Bizim Komisyonumuzun konusu çocuk -çocuğu aileler, devlet, komşular, toplumsal hayat her ne kadar korumaya çalışırsa çalışsın- kontrol dışı, hemen hemen bütün dünyanın, bütün ülkelerin problemi, halletmesi gereken devasa bir problem. Bu teknolojilerdeki gelişmelerin ortaya çıkardığı iletişim ortamı kontrolü çok zor, imkânsız bir durumda ve çocuklarımız da bu kontrolsüz, tehlikeli dünyanın ortasında. Bu açıdan bugün sizlerin sunumuna çok kıymet veriyoruz.

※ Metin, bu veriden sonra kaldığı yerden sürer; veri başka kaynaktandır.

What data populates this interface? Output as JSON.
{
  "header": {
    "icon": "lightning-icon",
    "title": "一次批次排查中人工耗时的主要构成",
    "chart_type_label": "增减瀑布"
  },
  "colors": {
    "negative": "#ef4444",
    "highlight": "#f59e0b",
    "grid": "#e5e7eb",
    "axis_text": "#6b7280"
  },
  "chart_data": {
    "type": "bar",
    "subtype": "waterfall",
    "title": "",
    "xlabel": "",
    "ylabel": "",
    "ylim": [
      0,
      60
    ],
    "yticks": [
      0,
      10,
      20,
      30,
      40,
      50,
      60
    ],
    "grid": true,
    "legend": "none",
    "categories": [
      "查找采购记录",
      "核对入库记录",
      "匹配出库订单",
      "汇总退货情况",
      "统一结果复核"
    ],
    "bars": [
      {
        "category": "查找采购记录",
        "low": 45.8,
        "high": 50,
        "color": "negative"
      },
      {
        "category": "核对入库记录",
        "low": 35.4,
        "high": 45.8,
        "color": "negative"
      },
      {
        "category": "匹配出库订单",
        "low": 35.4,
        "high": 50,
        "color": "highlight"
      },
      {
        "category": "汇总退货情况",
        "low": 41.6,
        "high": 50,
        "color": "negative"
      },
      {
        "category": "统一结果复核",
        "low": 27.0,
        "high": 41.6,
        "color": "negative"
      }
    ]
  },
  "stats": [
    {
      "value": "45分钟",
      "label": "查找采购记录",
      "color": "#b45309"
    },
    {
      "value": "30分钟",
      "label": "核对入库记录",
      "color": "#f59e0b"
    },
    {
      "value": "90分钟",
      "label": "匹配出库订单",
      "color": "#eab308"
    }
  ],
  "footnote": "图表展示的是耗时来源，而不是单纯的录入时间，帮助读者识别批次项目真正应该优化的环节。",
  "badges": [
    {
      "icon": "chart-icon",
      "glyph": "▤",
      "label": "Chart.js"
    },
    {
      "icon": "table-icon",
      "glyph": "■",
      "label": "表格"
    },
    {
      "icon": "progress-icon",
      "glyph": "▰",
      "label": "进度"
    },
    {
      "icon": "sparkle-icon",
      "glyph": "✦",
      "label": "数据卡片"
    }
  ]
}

Biliyorsunuz, bu sene ülkemizde Ziya Gökalp Yılı olarak kutlanıyor. Ziya Gökalp, Türk sosyolojisinin kurucusudur ve eğitim, onun tabiriyle "terbiye" konusuna ilk eğilen bilim insanımızdır, ilk eğilen filozofumuzdur, ilk eğilen düşünürümüzdür. Bu konuda elbette ondan önce de daha çok şey söylenmiş ama modern manada hem sosyolojiyi kurmuş hem "millî terbiye" dediği bu eğitim konusuna çok zaman ayırmış, söylenilmesi gereken bütün ilk şeyleri rahmetli söylemiş. Onun bir tespitini size hatırlatarak toplantımızı açacağım. Diyor ki: "Bütün milletler çocuklarına millî idealleri çerçevesinde terbiye verirler. Millî kültür, bir toplumu diğer toplumlardan ayıran, temayüz ettiren gelenek, görenek, anane, hayata bakış, dünyaya bakış, değerlendiriş, sorun çözme şekli, sorunları algılama, idrak etme kabiliyeti, bütün bunlar bir toplumun kendine has hususiyetleri ve kültür üst başlığında toplanabilir." Bugün ölümünün yüzüncü yılını andığımız, hatırladığımız Ziya Gökalp'i rahmetle anarak çocuklarımız ve millî kültürümüz ve bu kontrol edilemez iletişim ortamı. Bu sorunun çözümünün elbette birinci adresi Türkiye Büyük Millet Meclisi ve bu Komisyon da bu konuda hac yolunda karınca misali küçük, mütevazı bir adım atarsa Komisyonumuzu, toplantılarımızı, gayretlerimizi karşılıksız kalmamış sayacağız.

Ben bütün görsel basın mensuplarına teşekkürler ediyorum, şimdi arkadaşlarımızın sunumlarına geçeceğiz, onlar müsaade ettikleri takdirde.